Abordons ici le point le plus crucial de ce : le gameplay est tout simplement une merveille, qu'on se le dise (sur circuit tout du moins). Il n'y a pas à ce jour meilleur jeu sur console au niveau du ressenti de la conduite. Chaque voiture possède ses propres caractéristiques et vous ressentez à tout moment le poids de la voiture ainsi que sa puissance. L'incroyable performance vient du fait que le titre réussi à retranscrire avec une manette ce que l'on peut expérimenter tous les jours derrière le volant de sa vraie voiture (une vieille Clio Baccara en ce qui me concerne). Nous n'avons pas pu tester encore le jeu avec un volant (Logitech si vous nous écoutez, on se fera un plaisir...) mais pour celui qui ne recherchera pas la perfection, la manette remplie parfaitement son contrat. Il est bizarre d'ailleurs que l'accélération et le frein soient positionnés par défaut sur croix et carré et non pas sur les gâchettes analogiques. Un petit tour dans les options pour changer tout ça et vous pourrez doser parfaitement vos gazs comme avec de véritables pédales. Il est clair qu'il faut oublier le gameplay pourri de Gran Turismo 5 Prologue. Celui de la version finale est plus fin et permet un bien meilleur contrôle des glissades lors de vos freinages différés ou anticipés.

Graphiquement si le titre est inégal par bien des aspects. Certains circuits sont vraiment resplendissants (Madrid, Londres) mais d'autres ressemblent bizarrement à des décors de cinéma hollywoodien sans vie (Monaco). Il en va de même pour les voitures et la différence Premium/Standard.

Composé de 1031 voitures, le parc de GT5 est impressionnant. Pourtant seules 200 d'entre elles sont Premium et bénéficient d'un semblant de dégâts et d'une modélisation tout simplement bluffante.
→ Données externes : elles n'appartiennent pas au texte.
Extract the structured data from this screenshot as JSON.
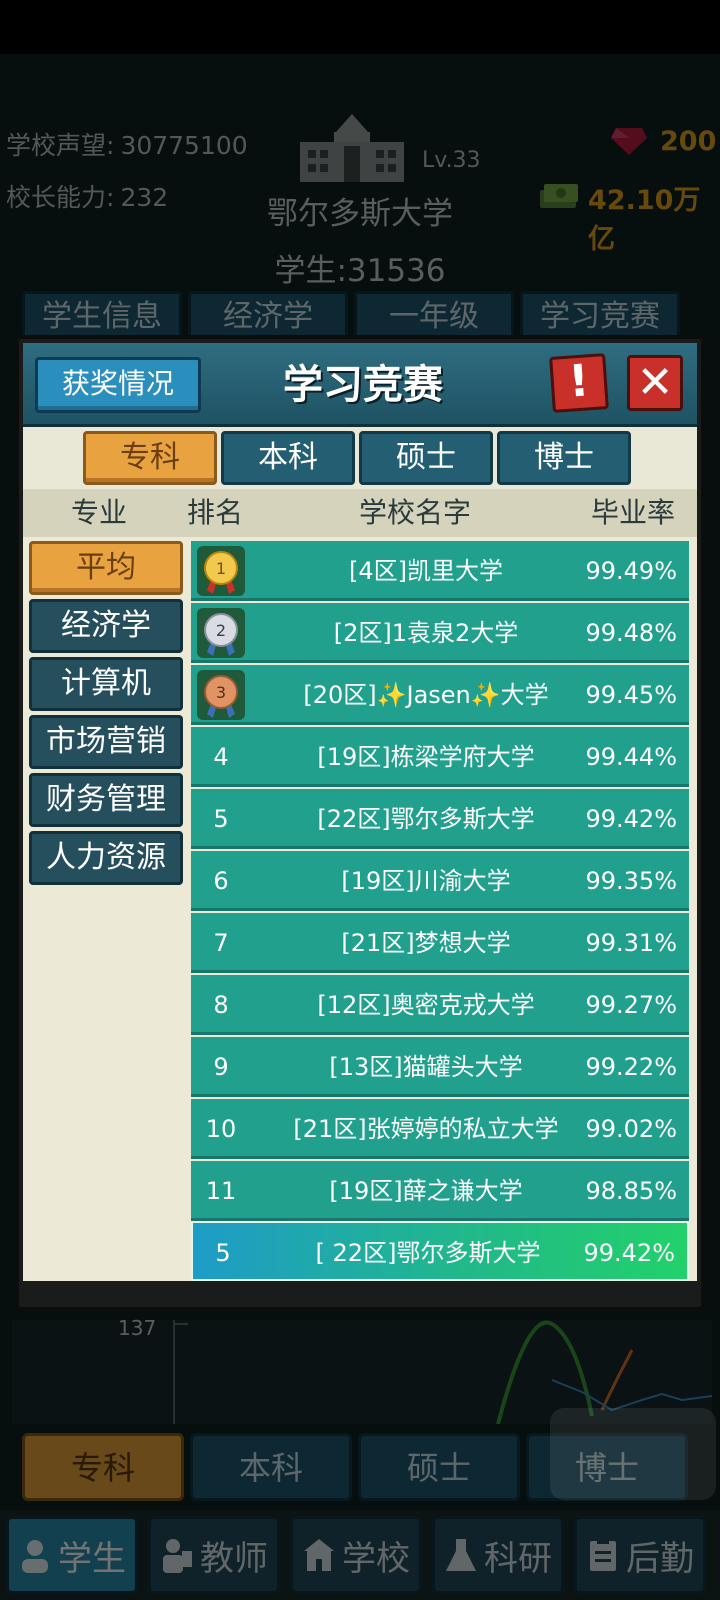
{
  "header": {
    "prestige_label": "学校声望:",
    "prestige_value": "30775100",
    "ability_label": "校长能力:",
    "ability_value": "232",
    "level": "Lv.33",
    "school_name": "鄂尔多斯大学",
    "students_label": "学生:",
    "students_value": "31536",
    "gems": "200",
    "cash": "42.10万亿"
  },
  "bg_tabs": [
    "学生信息",
    "经济学",
    "一年级",
    "学习竞赛"
  ],
  "bg_chart": {
    "axis_label": "137"
  },
  "bg_levels": [
    "专科",
    "本科",
    "硕士",
    "博士"
  ],
  "bottom_nav": [
    "学生",
    "教师",
    "学校",
    "科研",
    "后勤"
  ],
  "modal": {
    "award_button": "获奖情况",
    "title": "学习竞赛",
    "alert_glyph": "!",
    "close_glyph": "✕",
    "levels": [
      "专科",
      "本科",
      "硕士",
      "博士"
    ],
    "columns": {
      "major": "专业",
      "rank": "排名",
      "school": "学校名字",
      "rate": "毕业率"
    },
    "majors": [
      "平均",
      "经济学",
      "计算机",
      "市场营销",
      "财务管理",
      "人力资源"
    ],
    "rows": [
      {
        "rank": "1",
        "school": "[4区]凯里大学",
        "rate": "99.49%"
      },
      {
        "rank": "2",
        "school": "[2区]1袁泉2大学",
        "rate": "99.48%"
      },
      {
        "rank": "3",
        "school": "[20区]✨Jasen✨大学",
        "rate": "99.45%"
      },
      {
        "rank": "4",
        "school": "[19区]栋梁学府大学",
        "rate": "99.44%"
      },
      {
        "rank": "5",
        "school": "[22区]鄂尔多斯大学",
        "rate": "99.42%"
      },
      {
        "rank": "6",
        "school": "[19区]川渝大学",
        "rate": "99.35%"
      },
      {
        "rank": "7",
        "school": "[21区]梦想大学",
        "rate": "99.31%"
      },
      {
        "rank": "8",
        "school": "[12区]奥密克戎大学",
        "rate": "99.27%"
      },
      {
        "rank": "9",
        "school": "[13区]猫罐头大学",
        "rate": "99.22%"
      },
      {
        "rank": "10",
        "school": "[21区]张婷婷的私立大学",
        "rate": "99.02%"
      },
      {
        "rank": "11",
        "school": "[19区]薛之谦大学",
        "rate": "98.85%"
      }
    ],
    "mine": {
      "rank": "5",
      "school": "[ 22区]鄂尔多斯大学",
      "rate": "99.42%"
    }
  },
  "colors": {
    "row": "#21a08e",
    "accent": "#e8a340",
    "close": "#c9302a",
    "gold": "#e3a21a"
  }
}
Les autres modèles ont été récupérés de GT4 et Polyphony Digital a simplement augmenté leur résolution. De cette différence est née une polémique légitime. Personnellement ça ne me pose pas de soucis puisque comme la majorité des joueurs de GT5 je utilise la plupart du temps que des voitures Premium (puisque ce sont les plus belles et les plus performantes), cependant Kazunori Yamauchi aurait été plus avisé de revoir ses prétentions à la baisse. Gran Turismo 2 proposait dans les 600 voitures, Gran Turismo 3 uniquement 173 et pourtant il reste pour beaucoup de personnes l'un des meilleurs de la série (le meilleur en terme de fun selon moi). Du coup sans mettre les 800 voitures pourries mais en augmentant légèrement le nombre de Premium le titre esquivait le reproche (mérité) de proposer certaines voitures vraiment immondes et tout bonnement scandaleuse frôlant le foutage de gueule. Pour un jeu présenté presque comme l'un des plus beaux depuis la création il faut avoué que ça craint.

Rien à GT ?

Finalement les forces de ce Gran Turismo reposent uniquement sur ses acquis. Il reste le meilleur en terme de jouabilité et sur une télé HD vous aurez plusieurs fois l'occasion de vous déboîter la mâchoire (surtout dans la vue cockpit qui est particulièrement réussie). De même son contenu vous tiendra en haleine des heures durant et c'est avec grand plaisir que nous constatons que 'il ne révolutionnera rien, il reste un excellent jeu de tutures. Le vrai problème de cet opus est qu'il déçoit sur presque toutes les nouveautés qu'il devait introduire. Je vous préviens (âmes sensibles s'abstenir), nous commençons ici la liste de la honte.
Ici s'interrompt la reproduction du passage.